We tested several greedy approaches but all of them failed, divide and conquer sorting algorithms can’t be used because they swap with no cost portions of the list and our dynamic programing approaches had to consider many cases.
The brute force recursive algorithm takes all the possible combinations of movements from i to j and then again all the possible moments of the rest of the element’s, at the end it returns the sequence with less total cost that sorted the list, as you can imagine the cost of this algorithm is brutal and makes it impracticable for more than 8 elements.
Our observations:
n movements is not necessarily cheaper than n+1 movements (unlike swaps in arrays that are O(1)).
There are basically two ways of moving one element from position i to j: one is to move it directly and the other is to move other elements around i in a way that it reaches the position j.
At most you make n-1 movements (the untouched element reaches its position alone).
If it is the optimal sequence of movements then you didn’t move the same element twice.
This problem looks like a good candidate for an approximation algorithm but that would only give us a good enough answer. Since you want the optimal answer, this is what I'd do to improve on the brute force approach.

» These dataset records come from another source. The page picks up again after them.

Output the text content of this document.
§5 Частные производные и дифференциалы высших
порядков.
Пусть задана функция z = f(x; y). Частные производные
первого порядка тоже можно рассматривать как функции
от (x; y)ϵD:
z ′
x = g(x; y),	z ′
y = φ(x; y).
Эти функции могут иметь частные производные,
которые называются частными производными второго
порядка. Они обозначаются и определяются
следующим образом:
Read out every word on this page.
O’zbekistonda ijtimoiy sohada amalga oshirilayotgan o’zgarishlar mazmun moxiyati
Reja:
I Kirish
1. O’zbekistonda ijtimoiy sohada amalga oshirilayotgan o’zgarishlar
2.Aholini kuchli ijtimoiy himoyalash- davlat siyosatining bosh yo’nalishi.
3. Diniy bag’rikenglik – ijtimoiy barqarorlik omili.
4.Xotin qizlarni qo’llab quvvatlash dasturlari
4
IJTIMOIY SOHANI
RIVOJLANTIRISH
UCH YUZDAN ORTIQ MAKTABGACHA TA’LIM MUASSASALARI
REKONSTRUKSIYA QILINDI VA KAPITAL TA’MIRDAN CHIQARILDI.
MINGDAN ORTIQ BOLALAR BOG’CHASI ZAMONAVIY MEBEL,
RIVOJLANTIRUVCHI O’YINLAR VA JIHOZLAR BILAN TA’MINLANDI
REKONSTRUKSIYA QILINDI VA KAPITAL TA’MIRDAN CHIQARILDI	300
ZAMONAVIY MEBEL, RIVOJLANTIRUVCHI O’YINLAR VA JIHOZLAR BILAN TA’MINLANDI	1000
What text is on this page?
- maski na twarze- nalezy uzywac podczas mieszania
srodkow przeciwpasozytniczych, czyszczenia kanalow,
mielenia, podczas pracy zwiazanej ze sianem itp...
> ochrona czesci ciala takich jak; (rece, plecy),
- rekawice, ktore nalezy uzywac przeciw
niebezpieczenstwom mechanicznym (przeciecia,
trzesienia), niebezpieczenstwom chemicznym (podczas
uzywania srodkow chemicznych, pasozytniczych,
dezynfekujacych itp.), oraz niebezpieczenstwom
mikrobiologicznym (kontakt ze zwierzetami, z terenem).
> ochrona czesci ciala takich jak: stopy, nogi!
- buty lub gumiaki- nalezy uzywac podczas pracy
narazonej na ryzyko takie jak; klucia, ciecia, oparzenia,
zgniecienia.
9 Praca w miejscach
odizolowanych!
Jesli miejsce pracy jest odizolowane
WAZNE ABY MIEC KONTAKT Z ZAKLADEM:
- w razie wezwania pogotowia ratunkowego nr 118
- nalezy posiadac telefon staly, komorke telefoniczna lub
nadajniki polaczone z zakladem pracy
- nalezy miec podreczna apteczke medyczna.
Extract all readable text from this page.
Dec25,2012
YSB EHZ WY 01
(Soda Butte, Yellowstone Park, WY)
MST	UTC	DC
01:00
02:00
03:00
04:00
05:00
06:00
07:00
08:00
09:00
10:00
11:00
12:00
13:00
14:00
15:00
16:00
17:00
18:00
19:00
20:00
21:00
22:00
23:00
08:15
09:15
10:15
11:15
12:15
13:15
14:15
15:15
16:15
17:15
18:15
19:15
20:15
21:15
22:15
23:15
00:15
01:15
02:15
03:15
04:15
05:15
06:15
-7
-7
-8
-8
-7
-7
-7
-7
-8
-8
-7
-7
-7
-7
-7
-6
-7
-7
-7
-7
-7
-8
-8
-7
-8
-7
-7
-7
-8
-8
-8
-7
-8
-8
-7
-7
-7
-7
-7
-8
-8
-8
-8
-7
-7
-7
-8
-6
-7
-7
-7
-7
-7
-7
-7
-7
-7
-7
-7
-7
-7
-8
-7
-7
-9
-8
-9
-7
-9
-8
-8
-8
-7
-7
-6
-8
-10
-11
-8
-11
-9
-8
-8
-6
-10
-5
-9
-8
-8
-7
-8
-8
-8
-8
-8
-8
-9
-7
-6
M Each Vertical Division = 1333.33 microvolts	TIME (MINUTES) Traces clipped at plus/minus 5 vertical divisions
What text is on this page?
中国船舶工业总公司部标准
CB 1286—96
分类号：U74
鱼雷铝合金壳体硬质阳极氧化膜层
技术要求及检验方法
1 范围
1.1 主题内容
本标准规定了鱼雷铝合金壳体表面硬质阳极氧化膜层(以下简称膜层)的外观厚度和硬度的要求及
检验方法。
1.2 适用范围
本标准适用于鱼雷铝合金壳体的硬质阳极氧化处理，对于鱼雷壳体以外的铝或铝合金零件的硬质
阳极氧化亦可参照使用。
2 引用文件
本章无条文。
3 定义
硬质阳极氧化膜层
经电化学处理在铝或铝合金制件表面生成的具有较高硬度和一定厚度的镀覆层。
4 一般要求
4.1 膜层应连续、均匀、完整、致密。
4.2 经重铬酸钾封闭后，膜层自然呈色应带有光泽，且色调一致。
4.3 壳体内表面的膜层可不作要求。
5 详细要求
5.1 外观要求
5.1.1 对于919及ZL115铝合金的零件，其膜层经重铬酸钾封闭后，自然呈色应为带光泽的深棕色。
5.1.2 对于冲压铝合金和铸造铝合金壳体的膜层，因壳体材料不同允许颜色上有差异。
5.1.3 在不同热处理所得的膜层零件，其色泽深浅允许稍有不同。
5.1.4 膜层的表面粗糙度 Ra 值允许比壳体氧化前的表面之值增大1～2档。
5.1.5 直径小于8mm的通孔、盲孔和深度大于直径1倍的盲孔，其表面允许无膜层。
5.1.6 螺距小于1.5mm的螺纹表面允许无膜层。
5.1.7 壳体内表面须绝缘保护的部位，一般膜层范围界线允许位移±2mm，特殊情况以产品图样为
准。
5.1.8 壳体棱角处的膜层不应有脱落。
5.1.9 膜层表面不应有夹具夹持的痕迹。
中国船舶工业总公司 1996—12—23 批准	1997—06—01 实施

Instead of blindly trying every permutations, I'd use a backtracking approach that would maintain the best solution found and prune any branches that exceed the cost of our best solution. I would also add a transposition table to avoid redoing searches on states that were reached by previous branches using different move permutations.
I would also add a few heuristics to explore moves that are more likely to reach good results before any other moves. For example, prefer moves that have a small cost first. I'd need to experiment before I can tell which heuristics would work best if any.
I would also try to find the longest increasing subsequence of numbers in the original array. This will give us a sequence of numbers that don't need to be moved which should considerably cut the number of branches we need to explore. This also greatly speeds up searches on list that are almost sorted.
I'd expect these improvements to be able to handle lists that are far greater than 8 but when dealing with large lists of random numbers, I'd prefer an approximation algorithm.
By popular demand (1 person), this is what I'd do to solve this with a genetic algorithm (the meta-heuristique I'm most familiar with).
First, I'd start by calculating the longest increasing subsequence of numbers (see above). Every item that is not part of that set has to be moved. All we need to know now is in what order.
The genomes used as input for the genetic algorithm, is simply an array where each element represents an item to be moved. The order in which the items show up in the array represent the order in which they have to be moved. The fitness function would be the cost calculation described in the original question.
We now have all the elements needed to plug the problem in a standard genetic algorithm. The rest is just tweaking. Lots and lots of tweaking.